J2 reviews editor Orchid Tierney reads three collections interrogating the poetic forms of the everyday.



Thousand Star Hotel
, Bao Phi (Coffee House Press, 2017)

Bao Phi’s collection unabashedly tackles the politics of racism and erasure that pervades everyday life for Asian Americans. Poetic lines haunt the genealogy of trauma that trickles down familial lines: “My daughter is not yet five when she learns to be scared of racists, / yet smiles at every playground”; “To say the past is past is bloodless privilege”; and “We argue on the internet while our kids beg us to lock the windows / and doors.” Throughout, Bao Phi’s poetry navigates this mix of relentless racial violence and vulnerability, whilst reminding the reader of the intimacy possible in the fractures.



Days and Works
, Rachel Blau DuPlessis (Ahsahta Press, 2017)

Collage for Rachel Blau DuPlessis is another form of waste management.
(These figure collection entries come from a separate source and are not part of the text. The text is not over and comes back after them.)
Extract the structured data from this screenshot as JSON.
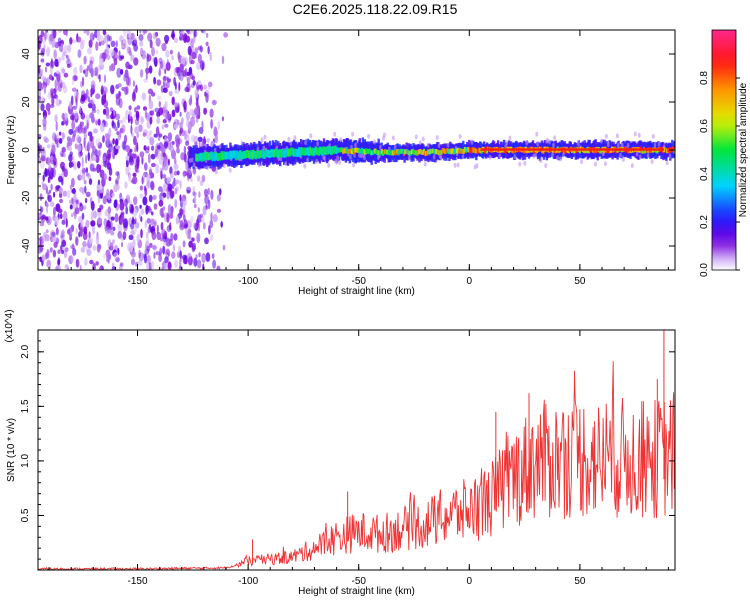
{
  "title": "C2E6.2025.118.22.09.R15",
  "chart_data": [
    {
      "type": "heatmap",
      "xlabel": "Height of straight line (km)",
      "ylabel": "Frequency (Hz)",
      "xlim": [
        -195,
        93
      ],
      "ylim": [
        -50,
        50
      ],
      "xticks": [
        -150,
        -100,
        -50,
        0,
        50
      ],
      "yticks": [
        -40,
        -20,
        0,
        20,
        40
      ],
      "description_series": [
        {
          "name": "noise region",
          "x_range": [
            -195,
            -110
          ],
          "y_range": [
            -50,
            50
          ],
          "normalized_amplitude": 0.1
        },
        {
          "name": "signal band",
          "x_range": [
            -127,
            93
          ],
          "y_center": 0,
          "y_halfwidth": 3,
          "normalized_amplitude": 0.9
        }
      ],
      "signal_centerline": {
        "x": [
          -127,
          -100,
          -80,
          -60,
          -40,
          -20,
          0,
          20,
          40,
          60,
          80,
          93
        ],
        "y": [
          -3,
          -2,
          -1,
          0,
          -1,
          -1,
          0,
          0,
          0,
          0,
          0,
          0
        ]
      },
      "colorbar": {
        "label": "Normalized spectral amplitude",
        "range": [
          0,
          1
        ],
        "ticks": [
          "0.0",
          "0.2",
          "0.4",
          "0.6",
          "0.8"
        ]
      }
    },
    {
      "type": "line",
      "xlabel": "Height of straight line (km)",
      "ylabel": "SNR (10 * v/v)",
      "multiplier": "(x10^4)",
      "xlim": [
        -195,
        93
      ],
      "ylim": [
        0,
        2.2
      ],
      "xticks": [
        -150,
        -100,
        -50,
        0,
        50
      ],
      "yticks": [
        0.5,
        1.0,
        1.5,
        2.0
      ],
      "ytick_labels": [
        "0.5",
        "1.0",
        "1.5",
        "2.0"
      ],
      "series": [
        {
          "color": "#ee3333",
          "x": [
            -195,
            -150,
            -110,
            -100,
            -90,
            -80,
            -70,
            -60,
            -50,
            -40,
            -30,
            -20,
            -10,
            0,
            10,
            20,
            30,
            40,
            50,
            60,
            70,
            80,
            90,
            93
          ],
          "y": [
            0.01,
            0.01,
            0.02,
            0.08,
            0.1,
            0.12,
            0.2,
            0.3,
            0.35,
            0.33,
            0.38,
            0.42,
            0.5,
            0.55,
            0.65,
            0.85,
            1.0,
            1.02,
            1.05,
            1.0,
            1.03,
            1.0,
            1.05,
            1.08
          ]
        }
      ]
    }
  ]
}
Days and Works stitches together an archive of newspaper clippings and prose to interrogate the complexities of modern life, the materiality of the book, and the “mystery of writing” through an ecocritical feminist gaze. “We are living in late catapultism,” DuPlessis writes, “The trade in waste, the wasted lives. Scattered everywhere, illegal dumps”; and “I dreamed of fundamentalists cutting off all my hair as a sign of their power to impose their will upon my head.” At times witty and humorous, this interstitial work confronts the extremities of form and language.



Abandoned Angel
, Burt Kimmelman (Marsh Hawk Press, 2016)

Terse and deliberate, Burt Kimmelman’s new collection inhabits the climes and transient spaces of the modern city. Urban worlds are rendered material and vivid with concise language that mimics the built environment of the poems: “Horn’s sounds fill the room, drums, / voices I used to hear”; “Petals opened to our gaze — a kind of music, / the wings of Keats’s bird / flutters in the autumn / dusk all in a moment.” Throughout, the simple architecture of each poem lulls the reader with astute observations that populate a world with dancing couples, jazz, and sea gulls on a Miami beach.